Tuesday's Israeli attack inside Gaza was the most serious in months. In addition to leaving 17 people dead – three of them civilians – 45 Palestinians were wounded. Concerns rose about a major Israeli assault on the territory, something some senior Israeli commanders have been pushing for.
"We will suffer a little bit more and more [from Kassam attacks], and eventually, there will be a large Israeli operation in Gaza," said Maj. Gen. (res.) Isaac Ben-Israel, a Kadima member of Knesset and a missile expert.
He pointed to a recent launching of a longer-range rocket on Ashkelon as an indication that a more substantive Israeli military assault may be forthcoming. "Once they will continue launching rockets on Ashkelon, no Israeli prime minister will be able to stop the Israeli operation in Gaza we've talked about," Dr. Ben-Israel said.
Though most of the dead were gunmen, such attacks typically bolster support for Hamas. Even Abbas, a diehard enemy of Hamas who has asked Israel to hold its fire to give peace talks a chance, expressed outrage.

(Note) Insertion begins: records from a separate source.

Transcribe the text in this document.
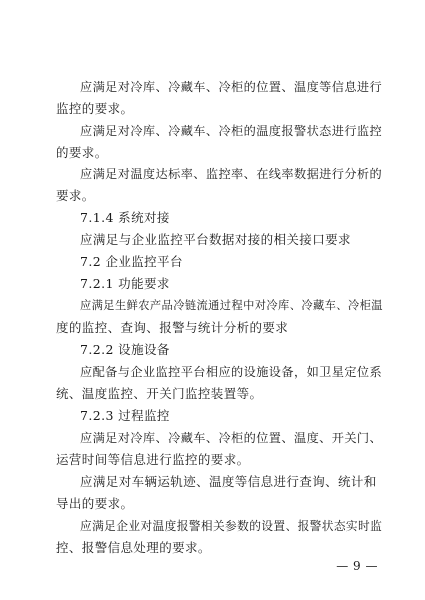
应满足对冷库、冷藏车、冷柜的位置、温度等信息进行
监控的要求。
应满足对冷库、冷藏车、冷柜的温度报警状态进行监控
的要求。
应满足对温度达标率、监控率、在线率数据进行分析的
要求。
7.1.4 系统对接
应满足与企业监控平台数据对接的相关接口要求
7.2 企业监控平台
7.2.1 功能要求
应满足生鲜农产品冷链流通过程中对冷库、冷藏车、冷柜温
度的监控、查询、报警与统计分析的要求
7.2.2 设施设备
应配备与企业监控平台相应的设施设备，如卫星定位系
统、温度监控、开关门监控装置等。
7.2.3 过程监控
应满足对冷库、冷藏车、冷柜的位置、温度、开关门、
运营时间等信息进行监控的要求。
应满足对车辆运轨迹、温度等信息进行查询、统计和
导出的要求。
应满足企业对温度报警相关参数的设置、报警状态实时监
控、报警信息处理的要求。
— 9 —
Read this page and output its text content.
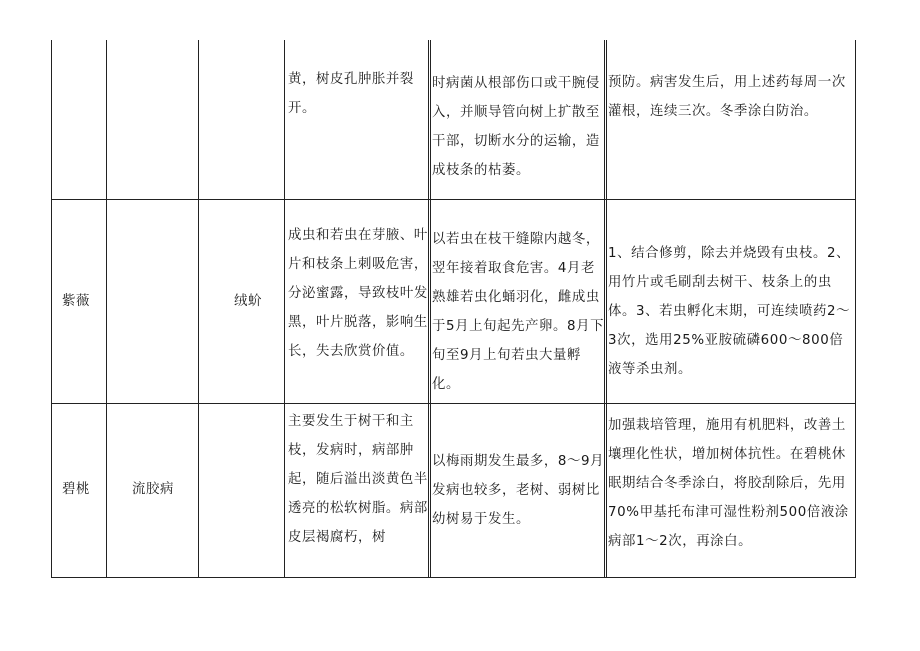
黄，树皮孔肿胀并裂开。

时病菌从根部伤口或干腕侵入，并顺导管向树上扩散至干部，切断水分的运输，造成枝条的枯萎。

预防。病害发生后，用上述药每周一次灌根，连续三次。冬季涂白防治。

紫薇	绒蚧

成虫和若虫在芽腋、叶片和枝条上刺吸危害，分泌蜜露，导致枝叶发黑，叶片脱落，影响生长，失去欣赏价值。

以若虫在枝干缝隙内越冬，翌年接着取食危害。4月老熟雄若虫化蛹羽化，雌成虫于5月上旬起先产卵。8月下旬至9月上旬若虫大量孵化。

1、结合修剪，除去并烧毁有虫枝。2、用竹片或毛刷刮去树干、枝条上的虫体。3、若虫孵化末期，可连续喷药2～3次，选用25%亚胺硫磷600～800倍液等杀虫剂。

碧桃	流胶病

主要发生于树干和主枝，发病时，病部肿起，随后溢出淡黄色半透亮的松软树脂。病部皮层褐腐朽，树

以梅雨期发生最多，8～9月发病也较多，老树、弱树比幼树易于发生。

加强栽培管理，施用有机肥料，改善土壤理化性状，增加树体抗性。在碧桃休眠期结合冬季涂白，将胶刮除后，先用70%甲基托布津可湿性粉剂500倍液涂病部1～2次，再涂白。
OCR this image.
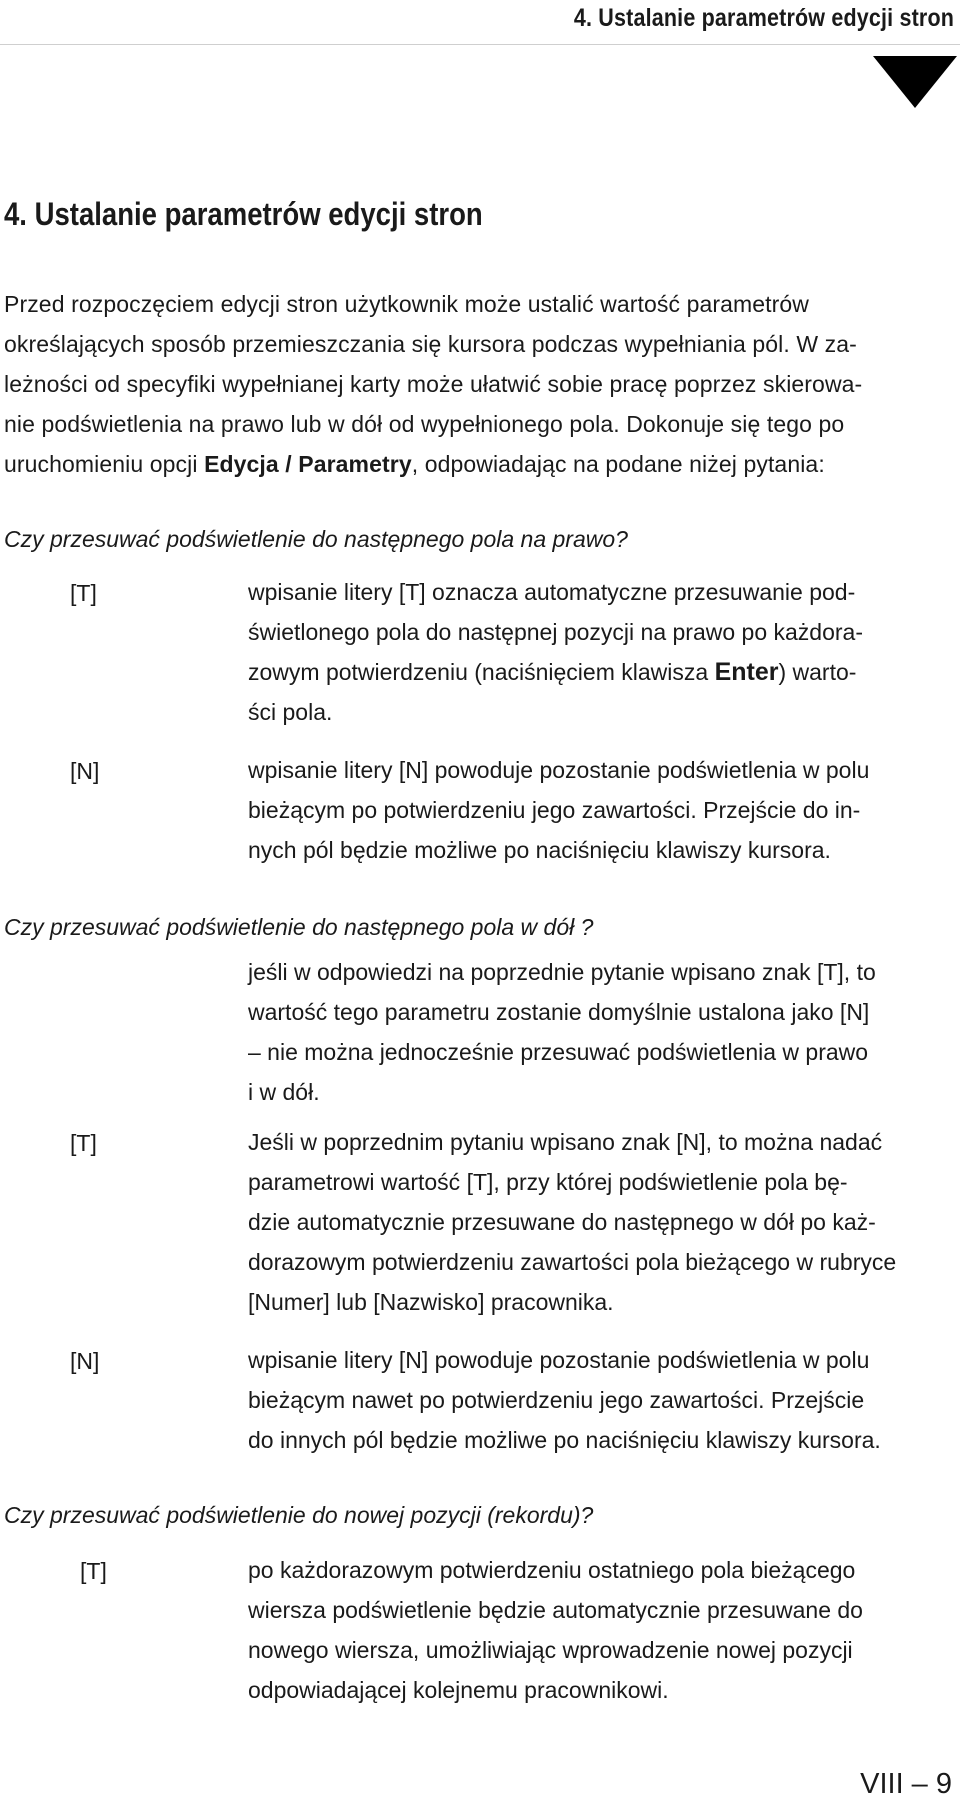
4. Ustalanie parametrów edycji stron
4. Ustalanie parametrów edycji stron
Przed rozpoczęciem edycji stron użytkownik może ustalić wartość parametrów
określających sposób przemieszczania się kursora podczas wypełniania pól. W za-
leżności od specyfiki wypełnianej karty może ułatwić sobie pracę poprzez skierowa-
nie podświetlenia na prawo lub w dół od wypełnionego pola. Dokonuje się tego po
uruchomieniu opcji Edycja / Parametry, odpowiadając na podane niżej pytania:
Czy przesuwać podświetlenie do następnego pola na prawo?
[T]	wpisanie litery [T] oznacza automatyczne przesuwanie pod-
świetlonego pola do następnej pozycji na prawo po każdora-
zowym potwierdzeniu (naciśnięciem klawisza Enter) warto-
ści pola.
[N]	wpisanie litery [N] powoduje pozostanie podświetlenia w polu
bieżącym po potwierdzeniu jego zawartości. Przejście do in-
nych pól będzie możliwe po naciśnięciu klawiszy kursora.
Czy przesuwać podświetlenie do następnego pola w dół ?
jeśli w odpowiedzi na poprzednie pytanie wpisano znak [T], to
wartość tego parametru zostanie domyślnie ustalona jako [N]
– nie można jednocześnie przesuwać podświetlenia w prawo
i w dół.
[T]	Jeśli w poprzednim pytaniu wpisano znak [N], to można nadać
parametrowi wartość [T], przy której podświetlenie pola bę-
dzie automatycznie przesuwane do następnego w dół po każ-
dorazowym potwierdzeniu zawartości pola bieżącego w rubryce
[Numer] lub [Nazwisko] pracownika.
[N]	wpisanie litery [N] powoduje pozostanie podświetlenia w polu
bieżącym nawet po potwierdzeniu jego zawartości. Przejście
do innych pól będzie możliwe po naciśnięciu klawiszy kursora.
Czy przesuwać podświetlenie do nowej pozycji (rekordu)?
[T]	po każdorazowym potwierdzeniu ostatniego pola bieżącego
wiersza podświetlenie będzie automatycznie przesuwane do
nowego wiersza, umożliwiając wprowadzenie nowej pozycji
odpowiadającej kolejnemu pracownikowi.
VIII – 9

"There was a massacre today against our people, and we say to the world that our people will not remain silent against such crimes," Abbas said. A statement by his government said the attack was "a slap in the face" to the recent peace push. Israeli President Shimon Peres defended the attack, saying "we are left without a choice" in the face of rocket fire from Gaza.
Hamas: 'We're ready'
If Israel decides on a broader offensive, Zahar and other Hamas officials say they're ready. A senior commander in the Qassam Brigades, Hamas's armed wing, says that his men have been building and stockpiling rockets, planting homemade bombs in the territory, and otherwise preparing for an assault.
"If they come, a lot of damage will be done to us, but we're going to make sure losses will be heavy on their side, too," says the militant. "They say it's about the rocket fire, but that's not it. The Israeli project is to have a disarmed Palestinian Authority, one they can fully control."
In his interview with the Monitor, Zahar said Hamas was still willing to negotiate with Israel through intermediaries on a prisoner swap for Israel soldier Gilad Shalit, seized in June 2006. His group is demanding more than 1,000 Palestinian militants held by Israel.
"We think we're being very reasonable; most of the people we're asking for have served 15 years in prison. But they say they won't release anyone with blood on their hands. Well, [Israeli Prime Minister Ehud] Olmert has blood on his hands and blood in his pockets. We all have blood on our hands," said Zahar, who is Hamas's sole surviving founder.